No Brasil, o sapo-cururu, imortalizado na cantiga infantil, ocupa um espaço de afeto e memória coletiva. Sentado à beira do rio, seu coaxar rítmico ressoa como um mantra ancestral, ecoando no imaginário da paisagem amazônica. Na Amazônia, os muiraquitãs, amuletos em forma de sapo esculpidos em jade, eram entregues como talismãs encantados, assegurando proteção e boa fortuna. Eram símbolos de um poder que fluía entre o mundo visível e o invisível.
No entanto, o talismã da sorte parece ter perdido seu poder. A Amazônia, Hileia de encantamentos e mitos, está sendo devastada.
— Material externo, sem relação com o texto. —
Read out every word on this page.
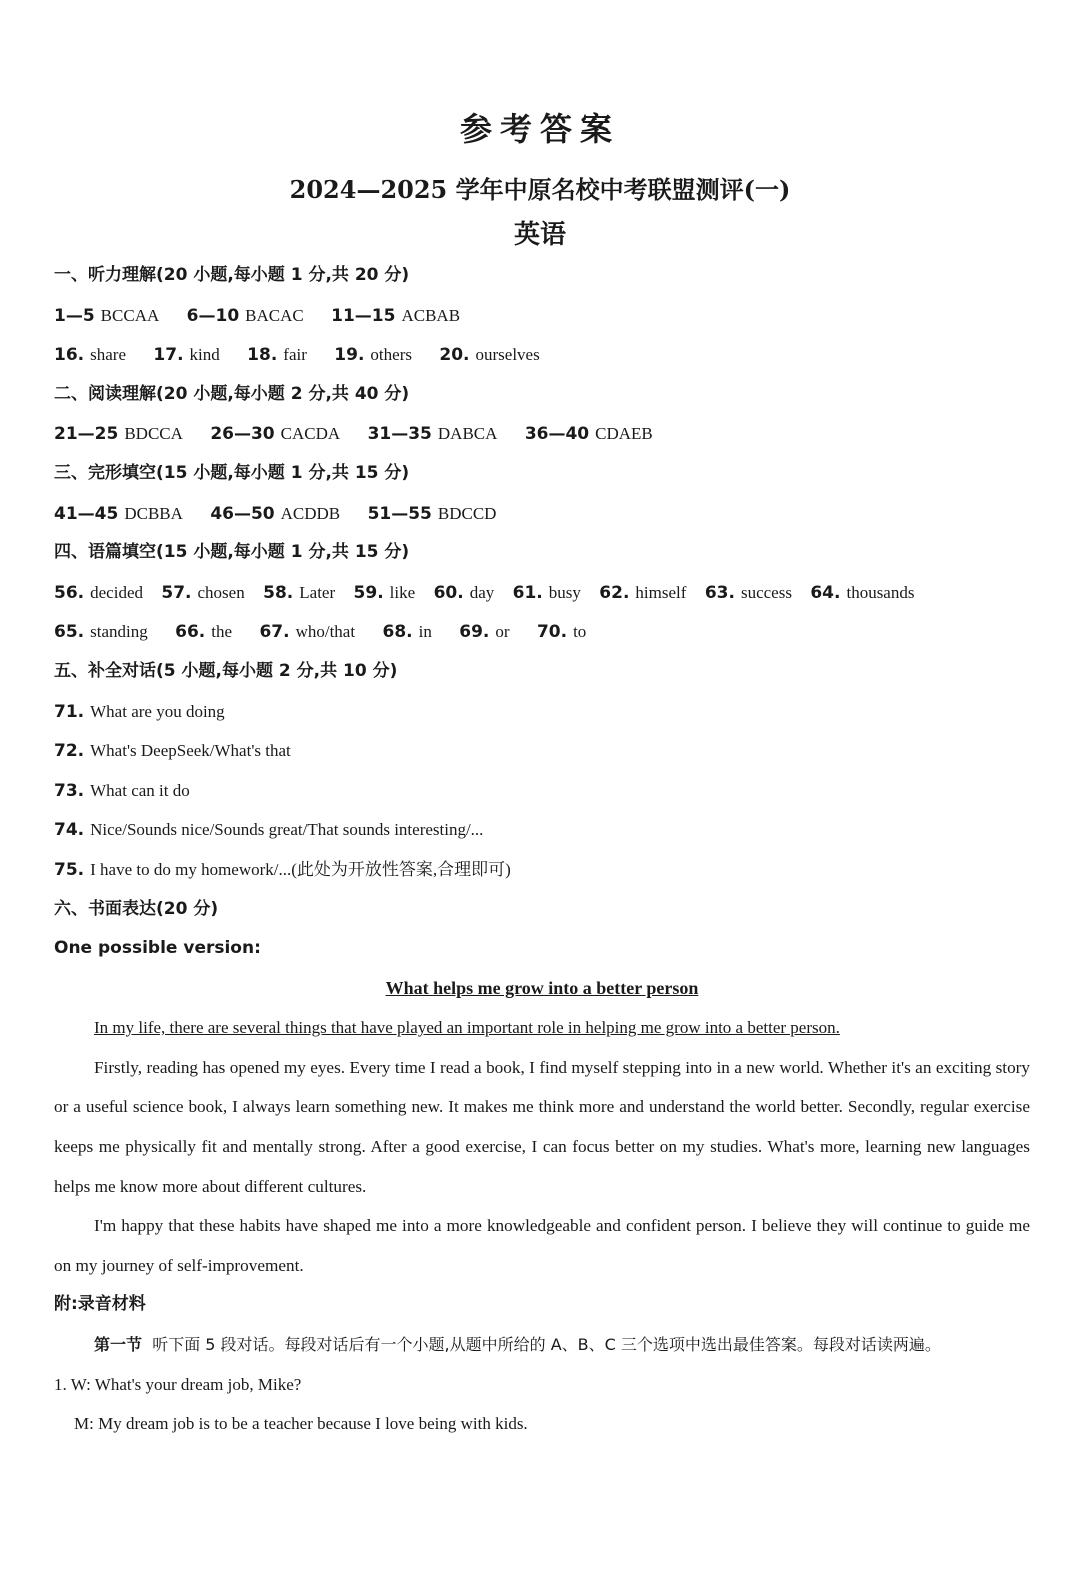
参考答案
2024—2025 学年中原名校中考联盟测评(一)
英语
一、听力理解(20 小题,每小题 1 分,共 20 分)
1—5 BCCAA 6—10 BACAC 11—15 ACBAB
16. share 17. kind 18. fair 19. others 20. ourselves
二、阅读理解(20 小题,每小题 2 分,共 40 分)
21—25 BDCCA 26—30 CACDA 31—35 DABCA 36—40 CDAEB
三、完形填空(15 小题,每小题 1 分,共 15 分)
41—45 DCBBA 46—50 ACDDB 51—55 BDCCD
四、语篇填空(15 小题,每小题 1 分,共 15 分)
56. decided 57. chosen 58. Later 59. like 60. day 61. busy 62. himself 63. success 64. thousands
65. standing 66. the 67. who/that 68. in 69. or 70. to
五、补全对话(5 小题,每小题 2 分,共 10 分)
71. What are you doing
72. What's DeepSeek/What's that
73. What can it do
74. Nice/Sounds nice/Sounds great/That sounds interesting/...
75. I have to do my homework/...(此处为开放性答案,合理即可)
六、书面表达(20 分)
One possible version:
What helps me grow into a better person
In my life, there are several things that have played an important role in helping me grow into a better person.

Firstly, reading has opened my eyes. Every time I read a book, I find myself stepping into in a new world. Whether it's an exciting story or a useful science book, I always learn something new. It makes me think more and understand the world better. Secondly, regular exercise keeps me physically fit and mentally strong. After a good exercise, I can focus better on my studies. What's more, learning new languages helps me know more about different cultures.

I'm happy that these habits have shaped me into a more knowledgeable and confident person. I believe they will continue to guide me on my journey of self-improvement.

附:录音材料

第一节 听下面 5 段对话。每段对话后有一个小题,从题中所给的 A、B、C 三个选项中选出最佳答案。每段对话读两遍。

1. W: What's your dream job, Mike?
M: My dream job is to be a teacher because I love being with kids.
Se os muiraquitãs eram a promessa de proteção, agora jazem soterrados sob queimadas e mineração ilegal. O coaxar dos sapos, outrora uma canção noturna da floresta, agora é silenciado pelo estrondo da terra ferida, como se o próprio coração da natureza estivesse sendo esmagado.
Se há uma maldição a ser quebrada, talvez seja a ilusão de que progresso significa destruição. O mundo não precisa de um príncipe encantado para acordar do feitiço que o cega diante do próprio colapso. Afinal, quando a última árvore tombar e o último rio secar, não haverá beijo capaz de reverter a tragédia. O que se desfaz na Amazônia não é apenas uma paisagem, mas um sistema simbólico, cultural e espiritual que sustentou civilizações inteiras.

A floresta é um organismo vivo, e os muiraquitãs são sua memória mineral, seu espírito petrificado, mas na lógica da destruição, os amuletos viram mercadoria e os sapos — mensageiros de mundos ocultos — tornam-se vítimas do envenenamento dos rios. “A Amazônia não é apenas um território, mas um discurso em disputa, um embate entre cosmovisões, entre o pensamento indígena e o delírio colonialista que ainda persiste. A arte e a crítica podem ser os últimos guardiões”, destaca Paulo Herkenhoff, que sempre vê a floresta como um espaço de múltiplas narrativas e resistências.
O canto dos sapos, que já ecoou como um presságio em tantas mitologias, hoje parece um alerta abafado. Se insistirmos em ignorá-lo, não haverá mais histórias a serem contadas. Apenas o silêncio.